Au moment où Paris s’apprête à accueillir la COP21 en décembre, le Sommet sur le climat auquel participeront 196 pays pour tenter de parvenir à un accord universel sur un plan de réduction des émissions de gaz à effet de serre, les investissements ISR (Investissement Socialement Responsable ou « Socially Responsable Investing » en anglais) sont de plus en plus au centre des débats.

« Le succès de la COP21 dépend aussi de la faculté des sociétés de gestion à proposer des solutions qui répondent aux enjeux climatiques, tout en générant la performance attendue par les investisseurs», a continué Guez.

Voilà pourquoi les analystes de Mirova, en partenariat avec le cabinet de conseil Carbone 4, ont conçu une méthodologie pour mesurer l’impact carbone des portefeuilles d’investissement. « Pour agir contre le réchauffement climatique, la mesure de l’impact global d’une activité sur l’environnement est essentielle – a-t-il affirmé – et mesurer l’empreinte carbone est donc une étape indispensable pour la construction de portefeuilles qui contribuent à la transition énergétique».

À l'heure actuelle, selon les gestionnaires de Mirova, le secteur le plus dynamique est celui des infrastructures dédiées aux énergies renouvelables, surtout en Europe, où l’objectif déclaré est de passer de 20% à 27% d’électricité renouvelable d’ici 2030. En France, d’ailleurs, la loi de transition énergétique d’août 2015 a fixé à 32% la part d’énergie renouvelable dans la consommation finale.

Selon une étude d’Ernst & Young, 250 milliards d’euros d’investissement seront nécessaires au cours des cinq prochaines années afin d’atteindre les objectifs européens de 2020, dont 70 milliards de fonds propres.

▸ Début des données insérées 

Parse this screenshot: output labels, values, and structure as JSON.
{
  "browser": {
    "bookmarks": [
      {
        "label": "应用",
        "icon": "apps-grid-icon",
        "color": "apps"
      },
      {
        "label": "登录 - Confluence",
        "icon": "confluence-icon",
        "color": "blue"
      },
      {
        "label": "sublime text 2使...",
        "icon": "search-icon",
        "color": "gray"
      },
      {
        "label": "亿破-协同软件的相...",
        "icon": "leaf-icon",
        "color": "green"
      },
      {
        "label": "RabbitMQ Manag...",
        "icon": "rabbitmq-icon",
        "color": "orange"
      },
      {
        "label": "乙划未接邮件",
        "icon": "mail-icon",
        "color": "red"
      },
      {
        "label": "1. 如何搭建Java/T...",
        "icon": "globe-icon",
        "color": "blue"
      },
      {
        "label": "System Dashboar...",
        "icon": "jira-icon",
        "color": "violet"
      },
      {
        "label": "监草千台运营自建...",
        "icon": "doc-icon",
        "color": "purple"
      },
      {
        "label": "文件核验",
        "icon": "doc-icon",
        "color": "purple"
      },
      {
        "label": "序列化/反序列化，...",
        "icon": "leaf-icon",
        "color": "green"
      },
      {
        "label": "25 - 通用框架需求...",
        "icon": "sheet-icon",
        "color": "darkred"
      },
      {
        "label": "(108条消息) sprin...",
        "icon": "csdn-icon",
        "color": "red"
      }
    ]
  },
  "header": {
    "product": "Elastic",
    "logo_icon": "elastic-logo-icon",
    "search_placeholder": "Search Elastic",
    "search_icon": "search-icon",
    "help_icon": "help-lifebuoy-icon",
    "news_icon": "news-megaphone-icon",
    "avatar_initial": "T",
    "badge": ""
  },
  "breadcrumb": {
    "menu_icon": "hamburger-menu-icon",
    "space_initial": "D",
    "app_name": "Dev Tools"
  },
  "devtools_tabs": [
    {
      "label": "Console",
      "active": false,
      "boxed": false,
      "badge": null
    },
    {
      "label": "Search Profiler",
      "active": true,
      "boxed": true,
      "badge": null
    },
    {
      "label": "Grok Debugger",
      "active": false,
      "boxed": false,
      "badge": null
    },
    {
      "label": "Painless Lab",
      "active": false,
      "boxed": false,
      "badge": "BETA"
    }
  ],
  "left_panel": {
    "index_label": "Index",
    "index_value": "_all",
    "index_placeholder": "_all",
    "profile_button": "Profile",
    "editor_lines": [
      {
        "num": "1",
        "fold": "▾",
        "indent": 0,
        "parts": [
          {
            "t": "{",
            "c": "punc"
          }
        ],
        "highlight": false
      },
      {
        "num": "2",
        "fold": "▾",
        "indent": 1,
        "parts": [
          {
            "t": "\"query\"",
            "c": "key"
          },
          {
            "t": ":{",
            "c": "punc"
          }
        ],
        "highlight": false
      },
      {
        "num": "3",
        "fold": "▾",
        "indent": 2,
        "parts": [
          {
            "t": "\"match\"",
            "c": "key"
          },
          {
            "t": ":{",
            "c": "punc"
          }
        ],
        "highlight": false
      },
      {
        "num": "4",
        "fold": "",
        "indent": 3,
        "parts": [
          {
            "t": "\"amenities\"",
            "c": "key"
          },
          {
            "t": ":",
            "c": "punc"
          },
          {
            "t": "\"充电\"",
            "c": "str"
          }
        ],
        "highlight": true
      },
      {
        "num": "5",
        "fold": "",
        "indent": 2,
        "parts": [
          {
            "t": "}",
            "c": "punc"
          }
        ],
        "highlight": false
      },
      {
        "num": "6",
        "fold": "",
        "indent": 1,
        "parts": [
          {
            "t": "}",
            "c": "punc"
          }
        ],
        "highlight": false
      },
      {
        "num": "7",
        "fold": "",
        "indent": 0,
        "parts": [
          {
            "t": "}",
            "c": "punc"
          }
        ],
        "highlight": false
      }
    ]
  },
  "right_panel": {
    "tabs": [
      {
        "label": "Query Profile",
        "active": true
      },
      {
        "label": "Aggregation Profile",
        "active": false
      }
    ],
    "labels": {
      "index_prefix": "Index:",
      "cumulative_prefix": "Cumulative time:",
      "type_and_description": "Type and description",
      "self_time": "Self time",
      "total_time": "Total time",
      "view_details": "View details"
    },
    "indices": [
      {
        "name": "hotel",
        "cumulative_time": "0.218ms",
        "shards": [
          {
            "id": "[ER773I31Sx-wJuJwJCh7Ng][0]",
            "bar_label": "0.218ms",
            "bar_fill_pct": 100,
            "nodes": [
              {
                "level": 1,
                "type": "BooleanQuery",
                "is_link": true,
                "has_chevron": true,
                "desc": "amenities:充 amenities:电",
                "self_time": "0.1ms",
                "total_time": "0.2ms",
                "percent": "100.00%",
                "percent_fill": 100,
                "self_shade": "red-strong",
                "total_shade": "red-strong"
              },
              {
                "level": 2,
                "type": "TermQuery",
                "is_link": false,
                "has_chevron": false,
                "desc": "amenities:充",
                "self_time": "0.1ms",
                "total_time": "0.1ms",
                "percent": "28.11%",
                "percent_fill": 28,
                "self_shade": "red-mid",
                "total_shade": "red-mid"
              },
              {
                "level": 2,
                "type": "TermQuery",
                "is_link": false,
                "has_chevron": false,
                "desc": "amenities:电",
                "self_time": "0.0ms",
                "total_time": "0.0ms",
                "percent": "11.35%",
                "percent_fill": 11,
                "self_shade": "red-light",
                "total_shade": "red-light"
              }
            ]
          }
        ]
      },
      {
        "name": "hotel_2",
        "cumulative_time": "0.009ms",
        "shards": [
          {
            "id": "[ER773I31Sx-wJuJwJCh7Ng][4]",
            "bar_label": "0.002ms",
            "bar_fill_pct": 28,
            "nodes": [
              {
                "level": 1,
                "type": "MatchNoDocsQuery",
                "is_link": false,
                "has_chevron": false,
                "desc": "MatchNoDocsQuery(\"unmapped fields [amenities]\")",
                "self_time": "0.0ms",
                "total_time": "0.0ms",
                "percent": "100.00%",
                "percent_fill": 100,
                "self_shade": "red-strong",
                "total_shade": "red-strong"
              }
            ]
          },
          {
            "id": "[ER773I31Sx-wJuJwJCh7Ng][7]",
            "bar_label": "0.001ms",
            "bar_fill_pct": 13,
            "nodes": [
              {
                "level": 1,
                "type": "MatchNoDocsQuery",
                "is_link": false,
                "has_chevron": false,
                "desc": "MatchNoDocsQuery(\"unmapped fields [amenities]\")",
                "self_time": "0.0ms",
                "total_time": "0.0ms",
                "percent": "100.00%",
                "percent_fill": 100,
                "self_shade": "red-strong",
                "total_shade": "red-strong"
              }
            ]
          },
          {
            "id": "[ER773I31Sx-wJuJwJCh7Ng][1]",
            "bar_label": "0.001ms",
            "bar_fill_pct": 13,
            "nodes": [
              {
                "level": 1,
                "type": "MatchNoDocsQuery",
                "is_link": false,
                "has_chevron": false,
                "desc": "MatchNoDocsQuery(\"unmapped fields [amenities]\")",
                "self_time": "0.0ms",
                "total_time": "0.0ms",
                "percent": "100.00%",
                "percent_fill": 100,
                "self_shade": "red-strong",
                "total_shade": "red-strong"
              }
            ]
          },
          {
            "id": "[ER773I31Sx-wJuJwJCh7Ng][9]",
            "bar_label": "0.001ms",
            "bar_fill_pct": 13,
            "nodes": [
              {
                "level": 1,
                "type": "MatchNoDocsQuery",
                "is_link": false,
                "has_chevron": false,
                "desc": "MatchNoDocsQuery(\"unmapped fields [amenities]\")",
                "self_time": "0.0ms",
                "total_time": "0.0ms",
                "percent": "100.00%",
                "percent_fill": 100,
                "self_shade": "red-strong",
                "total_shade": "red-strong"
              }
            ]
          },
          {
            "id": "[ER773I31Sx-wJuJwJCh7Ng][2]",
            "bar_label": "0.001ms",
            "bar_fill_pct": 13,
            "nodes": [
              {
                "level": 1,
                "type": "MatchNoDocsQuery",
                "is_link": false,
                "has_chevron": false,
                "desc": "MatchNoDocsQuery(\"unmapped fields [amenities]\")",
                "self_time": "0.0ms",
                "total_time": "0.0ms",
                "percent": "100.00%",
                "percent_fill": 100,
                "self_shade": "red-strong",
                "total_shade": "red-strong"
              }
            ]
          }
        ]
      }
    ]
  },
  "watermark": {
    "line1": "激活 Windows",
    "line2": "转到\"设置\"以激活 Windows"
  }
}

« Il s’agit d’un marché à maturité avancée – a rappelé Raphaël Lance, directeur énergies renouvelables de Mirova – depuis cinq ans, les grands projets à dimension institutionnelle ont permis d’organiser et de structurer le secteur. » En plus, les investisseurs institutionnels dédient une part croissante de leur allocation à cette typologie d’infrastructures, avec notamment l’entrée des grands investisseurs à la recherche de rendement, comme Allianz, Munich Re, Talanx, Aviva, ainsi que des mutuelles et des fondations. « Depuis 2002, Mirova a investi dans 75 projets, dont 35 en Europe, pour une capacité totale de 1 GW », a-t-il conclu.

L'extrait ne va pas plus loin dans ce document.